Прав оказался старый сыщик, чарка подействовала мгновенно. Исчез испуг из глаз, щечки порозовели, губы приобрели прежний манящий блеск.
– Кто стрелял в вас? – мягко, но настойчиво спросил я. – Вы его знаете? Сможете описать?
Жозефина слабо взмахнула рукой.
– Ах, не спрашивайте! Он представился вашим сослуживцем, сообщил, что вас тяжело ранили социалисты. Велел не покидать квартиру и ждать его визита…
– Он телефонировал прежде, чем прийти? – с недоумением прервал я рассказ. – Отчего же вы не связались со мной? Разве можно доверять на слово незнакомцу в такой ситуации?
В ответ на мой непроизвольный и несправедливый упрек Жозефина с искренней обидой воскликнула:
– Я пыталась пробиться к вам, но ваш номер был беспрестанно занят. А потом вы и вовсе не подходили к аппарату. Я не находила себе места от волнения, и бросилась открывать дверь, едва прозвенел звонок… А там…
Она шмыгнула носом, горестно всхлипнула и разрыдалась навзрыд, приникая к моему плечу. Гладя ее по волосам, я шептал ей ласковые глупости, пытаясь утешить страдалицу. Память по крупицам выдавала события прошедшего вечера.
Вспомнились поздние вызовы и незнакомый, явно нетрезвый мужской голос в телефонной трубке. Затем я проследовал в душ, и слышать зуммер аппарата уже не мог. Неизвестный преступник просчитал все до мелочей. Стоило задуматься – загадок эта история таила немало.
Мои размышленья прервал дверной колокольчик. В комнату вкатился невысокий, полноватый господин с потертым кожаным саквояжем в руках. Буркнув что-то вместо приветствия, он с недовольством покосился на фляжку с анисовой крепкой и решительно попросил нас покинуть комнату. Я задержался было в сомненьях, но Ильин увлек меня за собой на кухню.
Внезапно нахлынул гнев – леденящий, безрассудный, от коего исходят в скрипе зубы и сжимаются до хруста кулаки. Подло стрелять в беззащитную жертву, но когда на кончике мушки слабая женщина – это подло вдвойне. Вы ответите мне за все, господа революционеры, – клятвенно пообещал я себе. И пощады не ждите.

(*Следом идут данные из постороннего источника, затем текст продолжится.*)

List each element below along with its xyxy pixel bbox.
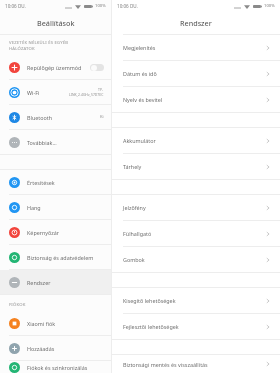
staticText: Értesítések	[27, 179, 55, 186]
button[interactable]: Fiókok és szinkronizálás	[0, 361, 111, 373]
button[interactable]: Bluetooth	[0, 105, 111, 129]
button[interactable]: Tárhely	[112, 154, 280, 179]
button[interactable]: Wi-Fi	[0, 80, 111, 104]
other: Wi-Fi	[75, 4, 81, 9]
other: Battery	[253, 4, 262, 9]
staticText: Nyelv és bevitel	[123, 96, 163, 103]
button[interactable]: Nyelv és bevitel	[112, 87, 280, 112]
staticText: Hozzáadás	[27, 345, 55, 352]
staticText: Biztonság és adatvédelem	[27, 254, 94, 261]
staticText: FIÓKOK	[9, 302, 26, 308]
staticText: Ki	[100, 114, 104, 120]
staticText: LINK_2.4GHz_57D7EC	[69, 92, 104, 97]
button[interactable]: Biztonsági mentés és visszaállítás	[112, 355, 280, 373]
staticText: Képernyőzár	[27, 229, 60, 236]
staticText: Fejlesztői lehetőségek	[123, 323, 179, 330]
button[interactable]: Képernyőzár	[0, 220, 111, 244]
staticText: Továbbiak...	[27, 139, 57, 146]
staticText: Wi-Fi	[27, 89, 40, 96]
staticText: Beállítások	[37, 18, 75, 28]
staticText: Xiaomi fiók	[27, 320, 56, 327]
button[interactable]: Rendszer	[0, 270, 111, 294]
staticText: HÁLÓZATOK	[9, 46, 35, 52]
button[interactable]: Fejlesztői lehetőségek	[112, 314, 280, 339]
staticText: Rendszer	[180, 18, 212, 28]
button[interactable]: Fülhallgató	[112, 221, 280, 246]
other: Battery	[84, 4, 93, 9]
button[interactable]: Hang	[0, 195, 111, 219]
button[interactable]: Xiaomi fiók	[0, 311, 111, 335]
staticText: Biztonsági mentés és visszaállítás	[123, 361, 208, 368]
staticText: Jelzőfény	[123, 204, 146, 211]
button[interactable]: Repülőgép üzemmód	[0, 55, 111, 79]
staticText: Megjelenítés	[123, 44, 156, 51]
staticText: Repülőgép üzemmód	[27, 64, 82, 71]
other: Signal	[65, 4, 72, 9]
button[interactable]: Értesítések	[0, 170, 111, 194]
button[interactable]: Dátum és idő	[112, 61, 280, 86]
button[interactable]: Hozzáadás	[0, 336, 111, 360]
button[interactable]: Megjelenítés	[112, 35, 280, 60]
staticText: Fülhallgató	[123, 230, 152, 237]
staticText: Hang	[27, 204, 41, 211]
staticText: Tárhely	[123, 163, 142, 170]
button[interactable]: Jelzőfény	[112, 195, 280, 220]
staticText: TP-	[98, 87, 104, 92]
other: Signal	[234, 4, 241, 9]
button[interactable]: Biztonság és adatvédelem	[0, 245, 111, 269]
staticText: Bluetooth	[27, 114, 53, 121]
staticText: Dátum és idő	[123, 70, 157, 77]
staticText: Kisegítő lehetőségek	[123, 297, 176, 304]
button[interactable]: Továbbiak...	[0, 130, 111, 154]
staticText: 10:06 DU.	[117, 3, 138, 9]
button[interactable]: Gombok	[112, 247, 280, 272]
staticText: 10:06 DU.	[5, 3, 26, 9]
button[interactable]: Kisegítő lehetőségek	[112, 288, 280, 313]
staticText: 100%	[264, 3, 275, 9]
staticText: Akkumulátor	[123, 137, 156, 144]
staticText: Gombok	[123, 256, 145, 263]
staticText: Rendszer	[27, 279, 51, 286]
other: Wi-Fi	[244, 4, 250, 9]
staticText: 100%	[95, 3, 106, 9]
button[interactable]: Akkumulátor	[112, 128, 280, 153]
staticText: Fiókok és szinkronizálás	[27, 364, 88, 371]
staticText: VEZETÉK NÉLKÜLI ÉS EGYÉB	[9, 40, 69, 46]
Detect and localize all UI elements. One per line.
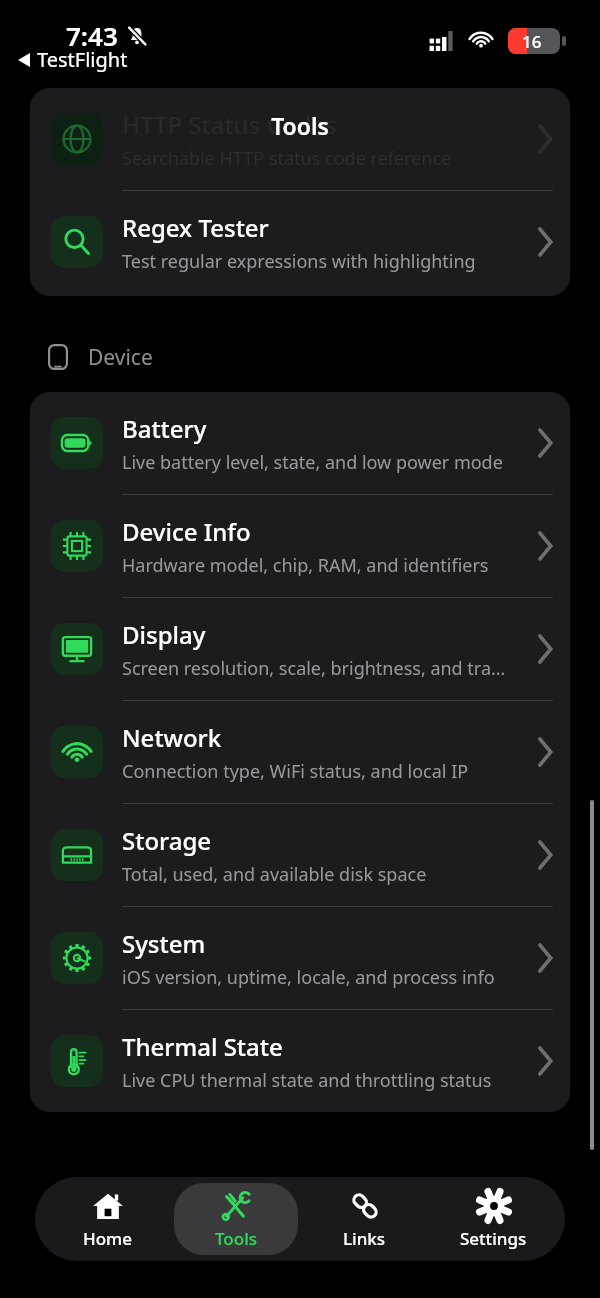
button[interactable]: Thermal State bbox=[30, 1010, 570, 1112]
staticText: 16 bbox=[522, 30, 542, 53]
button[interactable]: Battery bbox=[30, 392, 570, 495]
staticText: TestFlight bbox=[37, 46, 128, 73]
staticText: Total, used, and available disk space bbox=[122, 862, 427, 887]
staticText: Hardware model, chip, RAM, and identifie… bbox=[122, 553, 489, 578]
button[interactable]: Display bbox=[30, 598, 570, 701]
staticText: Device bbox=[88, 343, 153, 372]
staticText: iOS version, uptime, locale, and process… bbox=[122, 965, 495, 990]
button[interactable]: Storage bbox=[30, 804, 570, 907]
button[interactable]: Network bbox=[30, 701, 570, 804]
staticText: Test regular expressions with highlighti… bbox=[122, 249, 476, 274]
staticText: Connection type, WiFi status, and local … bbox=[122, 759, 469, 784]
button[interactable]: HTTP Status Codes bbox=[30, 88, 570, 191]
staticText: Home bbox=[83, 1227, 132, 1250]
button[interactable]: Links bbox=[302, 1183, 426, 1255]
staticText: Live CPU thermal state and throttling st… bbox=[122, 1068, 492, 1093]
button[interactable]: Regex Tester bbox=[30, 191, 570, 293]
staticText: Battery bbox=[122, 412, 207, 445]
staticText: Regex Tester bbox=[122, 211, 269, 244]
staticText: Settings bbox=[460, 1227, 527, 1250]
button[interactable]: Tools bbox=[174, 1183, 298, 1255]
staticText: System bbox=[122, 927, 206, 960]
staticText: Searchable HTTP status code reference bbox=[122, 146, 452, 171]
staticText: Tools bbox=[0, 110, 600, 141]
staticText: Storage bbox=[122, 824, 212, 857]
staticText: Device Info bbox=[122, 515, 251, 548]
button[interactable]: System bbox=[30, 907, 570, 1010]
staticText: Network bbox=[122, 721, 222, 754]
staticText: Live battery level, state, and low power… bbox=[122, 450, 503, 475]
button[interactable]: Settings bbox=[431, 1183, 555, 1255]
staticText: Links bbox=[343, 1227, 386, 1250]
staticText: Tools bbox=[215, 1227, 257, 1250]
button[interactable]: Home bbox=[45, 1183, 169, 1255]
button[interactable]: Device Info bbox=[30, 495, 570, 598]
staticText: Screen resolution, scale, brightness, an… bbox=[122, 656, 506, 681]
staticText: Thermal State bbox=[122, 1030, 283, 1063]
staticText: Display bbox=[122, 618, 206, 651]
staticText: 7:43 bbox=[66, 18, 118, 53]
staticText: HTTP Status Codes bbox=[122, 108, 337, 141]
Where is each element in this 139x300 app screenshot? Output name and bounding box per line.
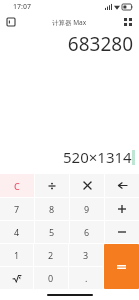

– Дворник никаких сведений не дал, – хмуро доложил Ильин. – Говорит, что было темно, лица он не разглядел и опознание весьма затруднительно. Извозчик поджидал гостя на углу переулка и невозможно-с определить, наемный то был экипаж или собственный выезд… Словом, Деян Иванович, пота мы прольем с этим делом немало.